青い蓮の花に隠された人の業と神の存在

のこ
のこ

こちらは53歳の巡査長、真行寺弘道が

活躍するミステリーよ。

ぬこ
ぬこ

今回はどんな話なんだ?

のこ
のこ

殺されたインド人の事件が

宗教問題などに広がって

いくの。

ぬこ
ぬこ

なんだか複雑そうだな。

でも飼い主はページ開いたとたん

最後まで一気読みしちゃったって

言ってたぞ。

『ブルーロータス-巡査長 真行寺弘道』  榎本 憲男 (著) 中公文庫

あらすじ

警視庁捜査一課の真行寺弘道は、53歳にしてヒラの刑事。荒川の河川敷での捜査現場に出くわす。発見されたのはインド人男性の変死体だった。事件性を感じた真行寺は、インドを専門とする研究者・時任の協力で捜査を進めていく。

インド人変死体の謎に潜む影

母校の音楽サークルの部室に立ち寄った真行寺は、血を流して倒れる1人の学生と、それを取り囲む数名の学生に遭遇。そこに登場したのは、アメリカの偉大なミュージシャンの孫・巽リョートだった。

一方、殺されたインド人が訪れたインド料理店の店長が行方不明となっており、真行寺はその足跡を追い、一路北海道へ。そこには、巨大企業の出資による無人自動車の研究所があり、副署長以外は全てインド人スタッフが勤めていた。

変死体の様子から宗教的対立を感じた真行寺は、研究所の時任の協力を得て、捜査にのぞむ。

まとめ

音楽サークル内での格差、宗教間でのカースト。日本社会と、インド社会での切実なその世界がリンクしていきます。権力に反する精神を保ちながらなぜか権力のもとで働く真行寺は、刑事という枠組みを超え、関わった者たちと魂でぶつかっていくようです。
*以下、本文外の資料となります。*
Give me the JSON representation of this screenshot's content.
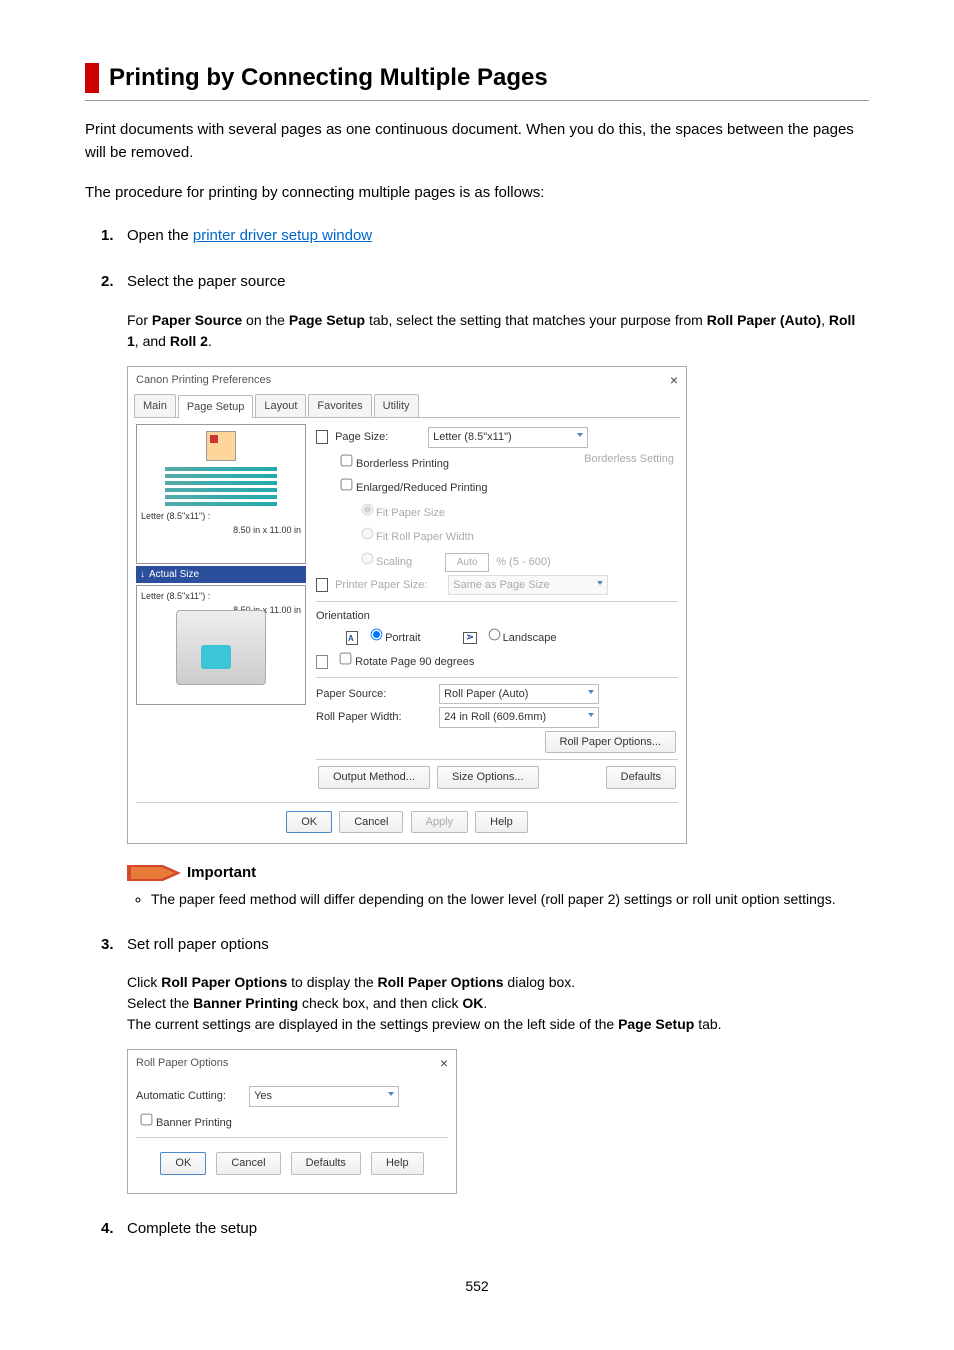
{
  "title": "Printing by Connecting Multiple Pages",
  "intro": "Print documents with several pages as one continuous document. When you do this, the spaces between the pages will be removed.",
  "intro2": "The procedure for printing by connecting multiple pages is as follows:",
  "steps": {
    "s1": {
      "pre": "Open the ",
      "link": "printer driver setup window"
    },
    "s2": {
      "title": "Select the paper source",
      "body_a": "For ",
      "b1": "Paper Source",
      "body_b": " on the ",
      "b2": "Page Setup",
      "body_c": " tab, select the setting that matches your purpose from ",
      "b3": "Roll Paper (Auto)",
      "body_d": ", ",
      "b4": "Roll 1",
      "body_e": ", and ",
      "b5": "Roll 2",
      "body_f": "."
    },
    "s3": {
      "title": "Set roll paper options",
      "c1_a": "Click ",
      "c1_b1": "Roll Paper Options",
      "c1_c": " to display the ",
      "c1_b2": "Roll Paper Options",
      "c1_d": " dialog box.",
      "c2_a": "Select the ",
      "c2_b1": "Banner Printing",
      "c2_b": " check box, and then click ",
      "c2_b2": "OK",
      "c2_c": ".",
      "c3_a": "The current settings are displayed in the settings preview on the left side of the ",
      "c3_b1": "Page Setup",
      "c3_b": " tab."
    },
    "s4": {
      "title": "Complete the setup"
    }
  },
  "important": {
    "label": "Important",
    "note": "The paper feed method will differ depending on the lower level (roll paper 2) settings or roll unit option settings."
  },
  "dlg1": {
    "title": "Canon           Printing Preferences",
    "tabs": [
      "Main",
      "Page Setup",
      "Layout",
      "Favorites",
      "Utility"
    ],
    "page_size_label": "Page Size:",
    "page_size": "Letter (8.5\"x11\")",
    "borderless_printing": "Borderless Printing",
    "borderless_setting": "Borderless Setting",
    "enlarged": "Enlarged/Reduced Printing",
    "fit_paper": "Fit Paper Size",
    "fit_roll": "Fit Roll Paper Width",
    "scaling": "Scaling",
    "scaling_val": "Auto",
    "scaling_hint": "% (5 - 600)",
    "printer_paper_size_label": "Printer Paper Size:",
    "printer_paper_size": "Same as Page Size",
    "orientation_label": "Orientation",
    "portrait": "Portrait",
    "landscape": "Landscape",
    "rotate90": "Rotate Page 90 degrees",
    "paper_source_label": "Paper Source:",
    "paper_source": "Roll Paper (Auto)",
    "roll_width_label": "Roll Paper Width:",
    "roll_width": "24 in Roll (609.6mm)",
    "roll_options": "Roll Paper Options...",
    "output_method": "Output Method...",
    "size_options": "Size Options...",
    "defaults": "Defaults",
    "ok": "OK",
    "cancel": "Cancel",
    "apply": "Apply",
    "help": "Help",
    "preview1": "Letter (8.5\"x11\") :",
    "preview1_dim": "8.50 in x 11.00 in",
    "actual_size": "Actual Size",
    "preview2": "Letter (8.5\"x11\") :",
    "preview2_dim": "8.50 in x 11.00 in"
  },
  "dlg2": {
    "title": "Roll Paper Options",
    "auto_cut_label": "Automatic Cutting:",
    "auto_cut": "Yes",
    "banner": "Banner Printing",
    "ok": "OK",
    "cancel": "Cancel",
    "defaults": "Defaults",
    "help": "Help"
  },
  "page_no": "552"
}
研究所、ブルーロータスの意味が明らかになったとき、戦慄が走る、一気読み必至のミステリー。

<こんな人におすすめ>

平刑事が活躍するエンタメ警察小説を読んでみたい
カースト制度の根深い闇について興味がある
榎本 憲男のファン

ぬこ
ぬこ

おもしろい!そして深い。

前作で活躍した黒木が

登場するのもいい!!

のこ
のこ

真行寺の「正義」が

必ずしも法律に沿うものでは

ないところが、ロックであり

人間臭くて魅力的なのよね。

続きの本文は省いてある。